Armando laughs. Armando always laughs: shirtless, curled silver moustache, mischievous eyes. The mango will be ready in two days. The woodpecker should be put in a basket until it comes to so the cats won’t get it. The bat can be buried in the garden if I insist on being overly sentimental. I follow Armando back up the stairs to my kitchen.


The parrot is still sitting on the table. “Crock crock.” Armando gently grabs the birds around the wings and places him on his finger. “Crock crock crock crock crock,” says the bird. “Tiene hambre,” says Armando. He’s hungry. Armando asks if I have any fresh masa.


I look in my refrigerator. I have mangos and stale tortillas. Armando says the tortillas are too sharp. I can try the mango but he will find some better food.


Don Stabby rejects mango

I try to pet the bird’s back, like I would a cat. He flaps irritably. Lesson 1: the parrot is not a cat. I walk to the counter and one-handed, cut a slice of mango. I hold it near the parrot’s beak. “Crock crock.”

Lesson 2: the parrot does not want mango.

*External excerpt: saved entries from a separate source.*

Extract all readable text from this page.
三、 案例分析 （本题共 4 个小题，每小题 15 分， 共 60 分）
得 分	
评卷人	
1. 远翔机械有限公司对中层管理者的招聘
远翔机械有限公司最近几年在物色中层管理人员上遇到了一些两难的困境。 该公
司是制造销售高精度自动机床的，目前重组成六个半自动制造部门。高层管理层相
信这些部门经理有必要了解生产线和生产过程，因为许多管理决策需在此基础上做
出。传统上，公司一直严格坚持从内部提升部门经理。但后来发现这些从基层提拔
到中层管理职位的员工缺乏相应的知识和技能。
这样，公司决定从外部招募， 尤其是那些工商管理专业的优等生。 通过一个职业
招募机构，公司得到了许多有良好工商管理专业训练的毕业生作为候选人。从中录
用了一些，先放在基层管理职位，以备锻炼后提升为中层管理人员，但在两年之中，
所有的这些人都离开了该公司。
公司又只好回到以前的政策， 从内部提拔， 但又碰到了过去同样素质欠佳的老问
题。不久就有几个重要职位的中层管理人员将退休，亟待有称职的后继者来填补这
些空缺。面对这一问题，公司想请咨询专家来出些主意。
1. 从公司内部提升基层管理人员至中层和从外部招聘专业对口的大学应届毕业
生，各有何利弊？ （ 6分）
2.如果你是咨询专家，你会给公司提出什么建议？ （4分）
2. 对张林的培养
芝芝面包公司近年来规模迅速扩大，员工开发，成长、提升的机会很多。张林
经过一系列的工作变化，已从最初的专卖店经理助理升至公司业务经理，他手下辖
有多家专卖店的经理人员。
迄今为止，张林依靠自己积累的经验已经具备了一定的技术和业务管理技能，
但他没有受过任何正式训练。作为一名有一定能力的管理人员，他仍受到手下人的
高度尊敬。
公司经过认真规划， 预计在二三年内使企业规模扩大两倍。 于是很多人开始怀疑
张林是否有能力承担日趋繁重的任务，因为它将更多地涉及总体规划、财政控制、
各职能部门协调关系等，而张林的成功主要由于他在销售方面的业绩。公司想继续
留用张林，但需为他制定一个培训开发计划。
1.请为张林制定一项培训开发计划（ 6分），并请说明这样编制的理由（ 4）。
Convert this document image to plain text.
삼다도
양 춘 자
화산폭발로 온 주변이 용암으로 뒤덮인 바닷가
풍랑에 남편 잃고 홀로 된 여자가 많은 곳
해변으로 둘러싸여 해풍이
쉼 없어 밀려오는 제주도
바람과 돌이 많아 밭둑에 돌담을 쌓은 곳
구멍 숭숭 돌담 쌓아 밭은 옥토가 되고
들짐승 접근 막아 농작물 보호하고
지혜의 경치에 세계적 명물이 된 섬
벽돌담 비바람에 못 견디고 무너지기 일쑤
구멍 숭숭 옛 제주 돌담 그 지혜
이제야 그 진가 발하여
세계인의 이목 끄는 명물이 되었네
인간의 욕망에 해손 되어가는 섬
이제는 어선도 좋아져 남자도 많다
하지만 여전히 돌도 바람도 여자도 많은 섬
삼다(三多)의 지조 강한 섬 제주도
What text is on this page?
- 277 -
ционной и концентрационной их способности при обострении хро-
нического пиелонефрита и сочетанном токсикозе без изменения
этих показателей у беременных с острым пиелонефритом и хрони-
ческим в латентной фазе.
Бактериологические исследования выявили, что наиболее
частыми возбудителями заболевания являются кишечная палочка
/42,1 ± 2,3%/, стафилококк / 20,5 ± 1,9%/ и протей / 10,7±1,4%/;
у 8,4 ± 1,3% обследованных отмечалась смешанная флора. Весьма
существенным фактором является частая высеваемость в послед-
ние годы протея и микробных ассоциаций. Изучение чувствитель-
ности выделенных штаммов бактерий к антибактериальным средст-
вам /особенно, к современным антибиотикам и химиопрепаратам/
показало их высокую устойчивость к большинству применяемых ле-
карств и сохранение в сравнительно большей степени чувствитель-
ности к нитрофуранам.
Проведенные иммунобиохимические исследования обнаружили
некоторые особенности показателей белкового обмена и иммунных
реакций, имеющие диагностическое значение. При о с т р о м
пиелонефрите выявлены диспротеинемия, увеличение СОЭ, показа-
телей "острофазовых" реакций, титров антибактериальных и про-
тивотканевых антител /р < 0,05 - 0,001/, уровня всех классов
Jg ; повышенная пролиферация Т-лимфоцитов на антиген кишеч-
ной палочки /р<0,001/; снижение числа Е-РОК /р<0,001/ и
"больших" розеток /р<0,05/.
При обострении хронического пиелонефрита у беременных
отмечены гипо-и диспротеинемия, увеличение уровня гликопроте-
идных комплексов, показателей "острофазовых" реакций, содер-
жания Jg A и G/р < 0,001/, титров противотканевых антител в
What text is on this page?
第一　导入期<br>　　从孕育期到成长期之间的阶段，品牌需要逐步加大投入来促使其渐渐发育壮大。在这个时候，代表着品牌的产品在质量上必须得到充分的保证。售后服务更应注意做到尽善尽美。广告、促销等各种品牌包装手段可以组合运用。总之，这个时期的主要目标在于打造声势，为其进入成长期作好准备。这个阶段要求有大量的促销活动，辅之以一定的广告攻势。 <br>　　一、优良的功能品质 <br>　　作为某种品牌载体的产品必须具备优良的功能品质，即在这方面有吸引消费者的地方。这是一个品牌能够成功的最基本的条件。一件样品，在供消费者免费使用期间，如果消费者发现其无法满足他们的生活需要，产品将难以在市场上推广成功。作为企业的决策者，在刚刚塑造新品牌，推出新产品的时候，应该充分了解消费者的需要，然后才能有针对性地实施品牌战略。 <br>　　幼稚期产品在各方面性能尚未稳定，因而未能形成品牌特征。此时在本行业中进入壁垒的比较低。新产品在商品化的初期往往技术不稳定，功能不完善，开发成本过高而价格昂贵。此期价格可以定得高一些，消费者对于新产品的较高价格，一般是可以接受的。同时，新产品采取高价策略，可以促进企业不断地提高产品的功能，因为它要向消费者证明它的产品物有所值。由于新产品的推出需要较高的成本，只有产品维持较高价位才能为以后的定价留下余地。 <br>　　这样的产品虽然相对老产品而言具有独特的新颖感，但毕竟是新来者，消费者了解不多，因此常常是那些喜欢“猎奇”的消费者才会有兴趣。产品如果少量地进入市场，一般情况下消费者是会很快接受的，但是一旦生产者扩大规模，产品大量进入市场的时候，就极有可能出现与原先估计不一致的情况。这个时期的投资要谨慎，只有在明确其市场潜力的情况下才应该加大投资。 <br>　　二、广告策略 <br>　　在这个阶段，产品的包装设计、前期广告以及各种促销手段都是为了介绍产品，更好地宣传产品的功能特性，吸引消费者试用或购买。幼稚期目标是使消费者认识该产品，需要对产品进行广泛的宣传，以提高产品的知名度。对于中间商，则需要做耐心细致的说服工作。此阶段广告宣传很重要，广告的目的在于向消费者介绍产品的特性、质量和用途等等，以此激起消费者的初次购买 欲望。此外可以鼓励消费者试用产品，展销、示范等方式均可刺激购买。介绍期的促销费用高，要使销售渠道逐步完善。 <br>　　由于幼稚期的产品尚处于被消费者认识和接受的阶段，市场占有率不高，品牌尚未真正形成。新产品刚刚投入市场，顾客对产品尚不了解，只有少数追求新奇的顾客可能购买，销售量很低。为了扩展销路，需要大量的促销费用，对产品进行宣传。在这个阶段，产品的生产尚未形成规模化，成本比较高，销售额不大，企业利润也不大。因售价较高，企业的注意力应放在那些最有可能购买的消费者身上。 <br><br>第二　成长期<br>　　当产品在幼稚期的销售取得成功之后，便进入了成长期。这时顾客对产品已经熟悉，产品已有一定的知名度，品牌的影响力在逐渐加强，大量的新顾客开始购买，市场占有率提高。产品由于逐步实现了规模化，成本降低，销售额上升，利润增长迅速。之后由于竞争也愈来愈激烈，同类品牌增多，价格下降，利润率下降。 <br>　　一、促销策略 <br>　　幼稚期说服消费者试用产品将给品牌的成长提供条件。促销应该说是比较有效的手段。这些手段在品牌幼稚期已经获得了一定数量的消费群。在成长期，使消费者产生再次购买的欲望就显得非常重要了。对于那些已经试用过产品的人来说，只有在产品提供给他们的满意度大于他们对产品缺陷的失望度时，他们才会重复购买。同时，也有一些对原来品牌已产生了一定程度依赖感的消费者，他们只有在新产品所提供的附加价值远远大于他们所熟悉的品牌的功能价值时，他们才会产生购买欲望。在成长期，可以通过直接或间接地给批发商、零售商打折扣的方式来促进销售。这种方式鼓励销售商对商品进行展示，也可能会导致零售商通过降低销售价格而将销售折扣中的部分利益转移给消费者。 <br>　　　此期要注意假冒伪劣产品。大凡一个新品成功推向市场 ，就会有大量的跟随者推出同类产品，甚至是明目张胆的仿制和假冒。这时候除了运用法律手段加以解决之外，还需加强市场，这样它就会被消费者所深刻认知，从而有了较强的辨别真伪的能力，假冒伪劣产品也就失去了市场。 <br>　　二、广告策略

Armando returns with his wife Sonja and a bowl of mixed flour and water. Sonja had seen the bird that morning—she thinks it came from the house behind ours. Definitely a pet.

Armando hands me a spoonful of white goo and the parrot begins to eat, jabbing at the spoon, sticking out his little bean tongue to lap up the sludge.

Lesson 3: The parrot likes flour and water. But Sonja suggests we should still get some fresh masa since the current mixture is basically glue. We enlist my neighbor to run the errand.


Sonja and Armando leave and we are alone. The parrot pecks at the spoon and digs his talons into my skin, gripping so he doesn’t fall. It is sweet and vulnerable but also painful. I decide: I will call you Stabby. I realize I don’t know if he is a boy or a girl. Since he seems like a “he,” I go with it.


My neighbor drops off the masa and a cup of green smoothie and I try feeding these to Stabby, now using just my fingers. He licks eagerly, calming down, emitting quieter noises between each bite. In this moment of sweetness I realize holy crap, this is incredible. I take a selfie and post it to Facebook.


Sharing a secret

When Don Stabby seems to be done eating, I start calling friends through FaceTime. I reach Joanna. Instead of saying hi I simply waggle my eyebrows and lift Stabby into the frame of view. Joanna is delighted. I lift Don Stabby up and down at diagonals so he looks like he’s riding an escalator across the FaceTime screen.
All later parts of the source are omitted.